Topiary (Medium) by Nina Katchadourian

Nina Katchadourian, Topiary (Medium), 2012, c-print © Nina Katchadourian

Exhibitions

Duet: Strange Attractor

Featuring work by Matthew Day Jackson and Nina Katchadourian

Sep 4 – 8, 2025
12 – 7 PM
WSA NYC
161 Water Street
New York

Responding to the curatorial concept of Duet, Pace is pleased to present a thematic pairing of artists Nina Katchadourian and Matthew Day Jackson, titled Strange Attractor.

The California-born artists, despite drastically different approaches to medium and scale, have shared interests in the duality of beauty and horror, mundaneness and fantasy, nature and its simulacrum, utopia and dystopia.

The “strange attractor” is a concept in chaos theory that describes dynamic systems that are paradoxically chaotic locally yet stable in overall, global patterns—set in motion by key initial conditions. Its mathematical expression often resembles a butterfly, hence the popular moniker “butterfly effect,” often linked to modeling natural phenomena, like atmospheric convection. As a conceptual framework, it poetically encapsulates the artists’ sprawling, discursive interests in myriad natural and manmade phenomena that shape the human experience.

Reliquary for Trinitite by Matthew Day Jackson

Matthew Day Jackson, Reliquary for Trinitite, 2024 © Matthew Day Jackson

Matthew Day Jackson’s floral still life made with Formica and other unconventional materials—like fiberglass cloth and lead—are placed in conversation with Nina Katchadourian’s fake plant. Made at the onset of the pandemic in her Berlin apartment, these sculptures are constructed with mundane materials like discarded cardboard boxes, paper packaging from food products, disposable medical masks, cardboard toilet paper tubes, ping pong balls, sewing pins, toothpicks, and leftover craft supplies.

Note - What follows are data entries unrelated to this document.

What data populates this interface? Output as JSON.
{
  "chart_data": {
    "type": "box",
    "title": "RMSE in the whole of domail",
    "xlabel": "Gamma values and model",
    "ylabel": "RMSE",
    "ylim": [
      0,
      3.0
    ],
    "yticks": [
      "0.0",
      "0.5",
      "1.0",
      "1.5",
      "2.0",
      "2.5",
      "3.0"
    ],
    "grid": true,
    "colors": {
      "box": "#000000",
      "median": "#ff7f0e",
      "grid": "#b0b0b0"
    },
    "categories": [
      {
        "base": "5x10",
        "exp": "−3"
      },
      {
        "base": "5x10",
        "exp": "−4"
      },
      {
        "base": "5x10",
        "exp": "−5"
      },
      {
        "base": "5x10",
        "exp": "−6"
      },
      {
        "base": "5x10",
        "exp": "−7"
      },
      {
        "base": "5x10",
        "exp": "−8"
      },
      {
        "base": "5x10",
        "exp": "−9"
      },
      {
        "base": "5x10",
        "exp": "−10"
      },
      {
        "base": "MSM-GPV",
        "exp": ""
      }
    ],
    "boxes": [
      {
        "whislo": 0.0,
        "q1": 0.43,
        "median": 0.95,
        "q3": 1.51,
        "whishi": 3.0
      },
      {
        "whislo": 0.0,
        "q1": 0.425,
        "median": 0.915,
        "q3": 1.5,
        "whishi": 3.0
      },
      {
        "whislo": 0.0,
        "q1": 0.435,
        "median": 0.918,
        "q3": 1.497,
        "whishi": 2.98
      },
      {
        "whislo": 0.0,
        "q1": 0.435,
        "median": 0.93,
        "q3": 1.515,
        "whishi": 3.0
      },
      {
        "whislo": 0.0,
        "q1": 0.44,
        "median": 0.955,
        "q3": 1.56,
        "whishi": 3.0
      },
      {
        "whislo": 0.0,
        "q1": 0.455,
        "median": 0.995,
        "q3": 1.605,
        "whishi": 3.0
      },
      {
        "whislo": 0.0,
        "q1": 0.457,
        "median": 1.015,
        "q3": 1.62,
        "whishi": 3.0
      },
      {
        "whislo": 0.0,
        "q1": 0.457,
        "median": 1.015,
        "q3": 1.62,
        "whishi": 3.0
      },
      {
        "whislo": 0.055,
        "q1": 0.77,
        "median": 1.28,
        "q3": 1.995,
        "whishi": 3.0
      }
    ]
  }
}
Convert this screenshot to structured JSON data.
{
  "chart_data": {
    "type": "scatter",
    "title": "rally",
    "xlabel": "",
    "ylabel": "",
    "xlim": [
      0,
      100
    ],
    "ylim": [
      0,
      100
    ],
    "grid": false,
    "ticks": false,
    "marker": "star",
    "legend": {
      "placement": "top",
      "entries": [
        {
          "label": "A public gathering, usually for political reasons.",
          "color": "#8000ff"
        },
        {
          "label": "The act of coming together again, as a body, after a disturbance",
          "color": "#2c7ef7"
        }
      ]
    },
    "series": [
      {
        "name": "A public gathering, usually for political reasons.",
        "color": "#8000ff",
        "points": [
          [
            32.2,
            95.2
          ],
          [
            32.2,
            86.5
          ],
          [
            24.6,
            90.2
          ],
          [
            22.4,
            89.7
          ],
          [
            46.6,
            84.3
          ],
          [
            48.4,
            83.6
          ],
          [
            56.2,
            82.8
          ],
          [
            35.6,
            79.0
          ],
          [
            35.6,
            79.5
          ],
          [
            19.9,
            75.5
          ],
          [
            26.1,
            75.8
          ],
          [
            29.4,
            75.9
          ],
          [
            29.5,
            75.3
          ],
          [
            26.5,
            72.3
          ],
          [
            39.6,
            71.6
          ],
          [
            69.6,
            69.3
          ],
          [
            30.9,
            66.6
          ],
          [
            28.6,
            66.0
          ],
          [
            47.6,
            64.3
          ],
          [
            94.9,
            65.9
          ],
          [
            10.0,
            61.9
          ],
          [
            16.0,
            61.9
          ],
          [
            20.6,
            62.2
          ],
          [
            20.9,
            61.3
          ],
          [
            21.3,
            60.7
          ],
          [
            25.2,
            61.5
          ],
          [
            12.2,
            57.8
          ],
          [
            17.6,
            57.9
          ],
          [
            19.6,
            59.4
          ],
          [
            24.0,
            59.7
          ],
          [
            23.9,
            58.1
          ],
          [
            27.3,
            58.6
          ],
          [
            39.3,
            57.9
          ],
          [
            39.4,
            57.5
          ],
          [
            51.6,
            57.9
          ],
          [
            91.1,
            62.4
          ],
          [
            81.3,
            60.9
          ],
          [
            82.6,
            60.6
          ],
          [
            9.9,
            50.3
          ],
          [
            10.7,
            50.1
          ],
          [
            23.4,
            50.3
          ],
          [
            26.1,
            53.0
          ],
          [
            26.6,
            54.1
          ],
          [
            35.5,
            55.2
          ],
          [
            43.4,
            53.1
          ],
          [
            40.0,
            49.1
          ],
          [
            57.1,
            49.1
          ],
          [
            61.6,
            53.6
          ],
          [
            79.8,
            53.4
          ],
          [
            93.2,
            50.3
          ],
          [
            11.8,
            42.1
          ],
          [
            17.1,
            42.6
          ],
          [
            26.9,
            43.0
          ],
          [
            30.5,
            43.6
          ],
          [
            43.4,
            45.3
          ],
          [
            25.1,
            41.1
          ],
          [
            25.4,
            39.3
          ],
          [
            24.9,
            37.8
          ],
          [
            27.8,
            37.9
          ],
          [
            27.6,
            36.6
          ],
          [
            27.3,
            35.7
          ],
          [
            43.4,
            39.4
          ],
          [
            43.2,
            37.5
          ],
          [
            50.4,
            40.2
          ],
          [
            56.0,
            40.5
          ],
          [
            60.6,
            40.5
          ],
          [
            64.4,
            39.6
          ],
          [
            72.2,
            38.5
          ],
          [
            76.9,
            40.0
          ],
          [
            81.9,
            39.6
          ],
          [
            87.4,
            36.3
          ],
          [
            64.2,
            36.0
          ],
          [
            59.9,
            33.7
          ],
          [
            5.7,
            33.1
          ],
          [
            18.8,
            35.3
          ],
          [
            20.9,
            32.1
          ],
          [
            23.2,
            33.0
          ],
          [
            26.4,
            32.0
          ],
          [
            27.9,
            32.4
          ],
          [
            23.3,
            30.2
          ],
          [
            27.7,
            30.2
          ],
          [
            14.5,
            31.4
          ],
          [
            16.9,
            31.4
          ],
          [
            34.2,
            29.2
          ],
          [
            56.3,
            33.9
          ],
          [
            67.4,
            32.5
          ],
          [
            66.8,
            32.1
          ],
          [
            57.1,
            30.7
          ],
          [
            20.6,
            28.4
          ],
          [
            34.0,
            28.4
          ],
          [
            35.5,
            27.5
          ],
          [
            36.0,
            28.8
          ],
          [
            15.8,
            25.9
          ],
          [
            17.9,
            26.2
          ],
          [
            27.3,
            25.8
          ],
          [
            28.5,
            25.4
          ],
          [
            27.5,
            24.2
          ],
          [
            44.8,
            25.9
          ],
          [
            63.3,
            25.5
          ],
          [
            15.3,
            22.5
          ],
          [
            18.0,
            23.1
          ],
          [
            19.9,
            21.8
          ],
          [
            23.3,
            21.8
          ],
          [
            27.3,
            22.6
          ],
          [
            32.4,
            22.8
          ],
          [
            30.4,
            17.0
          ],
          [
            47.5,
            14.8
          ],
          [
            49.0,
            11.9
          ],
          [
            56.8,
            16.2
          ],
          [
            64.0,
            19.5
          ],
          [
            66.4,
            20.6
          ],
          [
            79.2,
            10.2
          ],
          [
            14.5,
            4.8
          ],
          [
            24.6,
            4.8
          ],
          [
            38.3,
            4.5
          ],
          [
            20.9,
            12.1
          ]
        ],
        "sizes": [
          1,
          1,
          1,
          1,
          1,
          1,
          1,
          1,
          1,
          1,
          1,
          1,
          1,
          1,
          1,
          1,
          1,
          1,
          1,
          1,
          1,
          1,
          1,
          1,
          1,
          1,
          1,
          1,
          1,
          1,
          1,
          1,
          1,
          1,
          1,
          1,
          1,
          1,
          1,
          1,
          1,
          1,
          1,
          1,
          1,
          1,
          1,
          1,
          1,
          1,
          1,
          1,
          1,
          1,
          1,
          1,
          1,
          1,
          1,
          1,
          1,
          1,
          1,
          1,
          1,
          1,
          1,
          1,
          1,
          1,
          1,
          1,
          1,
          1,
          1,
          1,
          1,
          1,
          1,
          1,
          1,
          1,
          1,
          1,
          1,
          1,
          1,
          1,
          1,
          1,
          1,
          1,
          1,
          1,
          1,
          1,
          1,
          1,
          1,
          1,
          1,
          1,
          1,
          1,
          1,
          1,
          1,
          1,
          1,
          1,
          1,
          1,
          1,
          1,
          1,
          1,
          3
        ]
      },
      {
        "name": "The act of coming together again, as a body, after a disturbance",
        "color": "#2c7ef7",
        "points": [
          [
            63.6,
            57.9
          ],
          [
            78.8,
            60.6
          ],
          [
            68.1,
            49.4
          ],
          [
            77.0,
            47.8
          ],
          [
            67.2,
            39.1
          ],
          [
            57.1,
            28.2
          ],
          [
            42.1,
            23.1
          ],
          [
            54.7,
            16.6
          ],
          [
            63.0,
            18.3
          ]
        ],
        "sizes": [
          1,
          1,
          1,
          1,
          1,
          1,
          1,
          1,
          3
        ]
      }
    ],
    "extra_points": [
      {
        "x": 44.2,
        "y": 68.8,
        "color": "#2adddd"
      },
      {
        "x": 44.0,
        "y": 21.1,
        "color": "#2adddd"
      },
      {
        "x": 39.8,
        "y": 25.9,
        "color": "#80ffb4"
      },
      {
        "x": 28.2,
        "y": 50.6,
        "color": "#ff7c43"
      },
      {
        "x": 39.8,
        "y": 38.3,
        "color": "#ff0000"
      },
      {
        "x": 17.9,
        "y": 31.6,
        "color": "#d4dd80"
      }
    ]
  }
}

Since 1993, Nina Katchadourian has explored the libraries of acquaintances, artists, writers, and institutions as part of her ongoing Sorted Books project. Katchadourian carefully selects books and arranges them into stacks so that their titles can be read in sequence from top to bottom. These book “clusters,” as she calls them, are still-life photographs, sculptures, portraits, and poems that playfully reveal the unexpected connections tucked away on our bookshelves.

Humor and tension permeate the two artists’ surreal “monuments” that comment on certain existential conditions. Nina Katchadourian’s collage of a monumental garden sculpture, Topiary, made from found materials during a flight (like olives), forms a dramatic counterpart to Matthew Day Jackson’s Reliquary for Trinitite, a cast bronze sculpture in the form of entwined thistle plants that enshrines a piece of trinitite—the unique substance created by the first atomic bomb explosion.